それを聞いた時の私はさもありなんと思い、しかしその時はどちらかというと
否定的な思いが伴っていたが、今は肯定する。

世界の高倉健だもの。

脇にいる女優に意識など向けず、ひたすらご自分がスクリーンにどう写っているかだけに集中なさればよろしい。

一時代を作ったスターであると同時に、偉大なるアイドルでもあり続けたのだから、スポットライトは常に健さんに当たっていれば良いので、女優はその陰にいればよい。健さんだからこれが言える。

カメラの写し方にもクローズアップ、バストショットとこだわりがあり、だからそれを仕切ってくれる監督としか組まない。概ね降旗康男監督だった。降旗監督とはしばらく年賀状のやりとりをしていたことがある。
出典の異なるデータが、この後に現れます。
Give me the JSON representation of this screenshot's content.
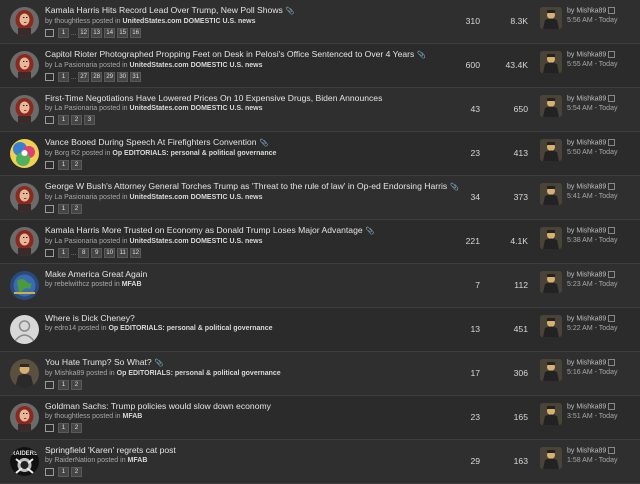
{
  "threads": [
    {
      "title": "Kamala Harris Hits Record Lead Over Trump, New Poll Shows",
      "clip": true,
      "by": "thoughtless",
      "forum": "UnitedStates.com DOMESTIC U.S. news",
      "pages": [
        "1",
        "...",
        "12",
        "13",
        "14",
        "15",
        "16"
      ],
      "replies": "310",
      "views": "8.3K",
      "last_by": "Mishka89",
      "last_time": "5:56 AM - Today",
      "avatar": "red-hair"
    },
    {
      "title": "Capitol Rioter Photographed Propping Feet on Desk in Pelosi's Office Sentenced to Over 4 Years",
      "clip": true,
      "by": "La Pasionaria",
      "forum": "UnitedStates.com DOMESTIC U.S. news",
      "pages": [
        "1",
        "...",
        "27",
        "28",
        "29",
        "30",
        "31"
      ],
      "replies": "600",
      "views": "43.4K",
      "last_by": "Mishka89",
      "last_time": "5:55 AM - Today",
      "avatar": "red-hair"
    },
    {
      "title": "First-Time Negotiations Have Lowered Prices On 10 Expensive Drugs, Biden Announces",
      "clip": false,
      "by": "La Pasionaria",
      "forum": "UnitedStates.com DOMESTIC U.S. news",
      "pages": [
        "1",
        "2",
        "3"
      ],
      "replies": "43",
      "views": "650",
      "last_by": "Mishka89",
      "last_time": "5:54 AM - Today",
      "avatar": "red-hair"
    },
    {
      "title": "Vance Booed During Speech At Firefighters Convention",
      "clip": true,
      "by": "Borg R2",
      "forum": "Op EDITORIALS: personal & political governance",
      "pages": [
        "1",
        "2"
      ],
      "replies": "23",
      "views": "413",
      "last_by": "Mishka89",
      "last_time": "5:50 AM - Today",
      "avatar": "colorful"
    },
    {
      "title": "George W Bush's Attorney General Torches Trump as 'Threat to the rule of law' in Op-ed Endorsing Harris",
      "clip": false,
      "clip2": true,
      "by": "La Pasionaria",
      "forum": "UnitedStates.com DOMESTIC U.S. news",
      "pages": [
        "1",
        "2"
      ],
      "replies": "34",
      "views": "373",
      "last_by": "Mishka89",
      "last_time": "5:41 AM - Today",
      "avatar": "red-hair"
    },
    {
      "title": "Kamala Harris More Trusted on Economy as Donald Trump Loses Major Advantage",
      "clip": true,
      "by": "La Pasionaria",
      "forum": "UnitedStates.com DOMESTIC U.S. news",
      "pages": [
        "1",
        "...",
        "8",
        "9",
        "10",
        "11",
        "12"
      ],
      "replies": "221",
      "views": "4.1K",
      "last_by": "Mishka89",
      "last_time": "5:38 AM - Today",
      "avatar": "red-hair"
    },
    {
      "title": "Make America Great Again",
      "clip": false,
      "by": "rebelwithcz",
      "forum": "MFAB",
      "pages": [],
      "replies": "7",
      "views": "112",
      "last_by": "Mishka89",
      "last_time": "5:23 AM - Today",
      "avatar": "globe"
    },
    {
      "title": "Where is Dick Cheney?",
      "clip": false,
      "by": "edro14",
      "forum": "Op EDITORIALS: personal & political governance",
      "pages": [],
      "replies": "13",
      "views": "451",
      "last_by": "Mishka89",
      "last_time": "5:22 AM - Today",
      "avatar": "blank"
    },
    {
      "title": "You Hate Trump? So What?",
      "clip": true,
      "by": "Mishka89",
      "forum": "Op EDITORIALS: personal & political governance",
      "pages": [
        "1",
        "2"
      ],
      "replies": "17",
      "views": "306",
      "last_by": "Mishka89",
      "last_time": "5:16 AM - Today",
      "avatar": "dark-figure"
    },
    {
      "title": "Goldman Sachs: Trump policies would slow down economy",
      "clip": false,
      "by": "thoughtless",
      "forum": "MFAB",
      "pages": [
        "1",
        "2"
      ],
      "replies": "23",
      "views": "165",
      "last_by": "Mishka89",
      "last_time": "3:51 AM - Today",
      "avatar": "red-hair"
    },
    {
      "title": "Springfield 'Karen' regrets cat post",
      "clip": false,
      "by": "RaiderNation",
      "forum": "MFAB",
      "pages": [
        "1",
        "2"
      ],
      "replies": "29",
      "views": "163",
      "last_by": "Mishka89",
      "last_time": "1:58 AM - Today",
      "avatar": "raiders"
    }
  ],
  "labels": {
    "by": "by",
    "posted_in": "posted in",
    "last_by_prefix": "by"
  },
  "colors": {
    "background": "#2d2d2d",
    "row_border": "#3e3e3e",
    "text": "#e4e4e4",
    "muted": "#a8a8a8"
  }
}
正直に言えば、私が健さん主演映画のオファーをお断りしたのは
先に書いた理由の他に、心のなかで呟いた理由もう一つ、ある。

(何を書こうとどうせ、健さんプロモーション・ビデオになるんだろうし、またそういう脚本しか受け入れてくれないだろうし、私は悪いけど健さんへの仕え人の一人にはならねーよ)

今はじめて、その時の気持ちを書いた。

書いたのは、去られてさしさわりがなくなったからではない、そのことを
私が包み込み許容し、肯定的に捉えられる年齢になったからだ。

健さんを神輿に乗せて担ぐ人しかスタッフには要らない。
いたって当然のことである。

だって、世界の高倉健だもの。

今だったら私も全身全霊で、高倉健というスターに仕える。仕えられる。
オファーを頂いたとき、私は若すぎた。
駆け出しのペーペー脚本家が、高倉健にタイマン張るの図。
要するに私に高倉健に向けて書かせるのではなく、私の本に
高倉健を添わせろ、と。
それなら書いてやらないでもない、と。
いっそ、可愛らしいくらい愚かの極みである。
若さの勘違いというものは本当にどうしようもないものである。

今なら健さんに奉仕しつつ、自らを活かす道を探す。
あるいはいっそ、無我に徹してひたすら高倉健を輝かせるための
本を書く。

共演の女優は言った。

「スタッフから大事に大事に扱われていることが感じ取れないと、
すねて、ロケ先から東京に帰っちゃうのよ。お姫さまだから」

聞いた当時は否定的に聞いた。今は肯定である。

当然である。高倉健は常に常に、現場の意識の中心にいなくてはならない。

だって、高倉健だもの。

そのくらいの自己愛と矜持があって、スターになれる。

健さんが凡百と違っていたのは、人に要求するかわりに
ご自身も出番がないときに、ロケ地の片隅に佇むなどして
努力を怠られなかった。

嘘か真か知らぬのだが、私のとても好きな浅丘ルリ子さんの
エピソードがある。

監督がルリ子さんに、化粧を取るよう要求したら、

「出来ません。だって、これが私の素顔ですもの」

名セリフというべきだろう。

人の目にはこう見えて欲しい、と願ったそのままの姿を
最後まで演じきった健さん。

高倉健という仮面を取ったら、そこには素顔すらない、ただ虚(うろ)があるのみだろう。

見事で鮮やかで、幸せな一生であった。

健さん、生意気な若造であった井沢満です。音楽のプロデューサー宛の
お手紙で、フルネームを書いて頂きましたが、もうご記憶では
ないかもしれません。

今はじめて素直に言えます、
あなたが好きです。仕事を一緒にしなかったこと、とても悔いています、と。

私はきっと、すねてそっぽを向いていたのです。あなたという存在が放つ
光のまばゆさの中で、影にしかなれないであろう自分が悔しくて。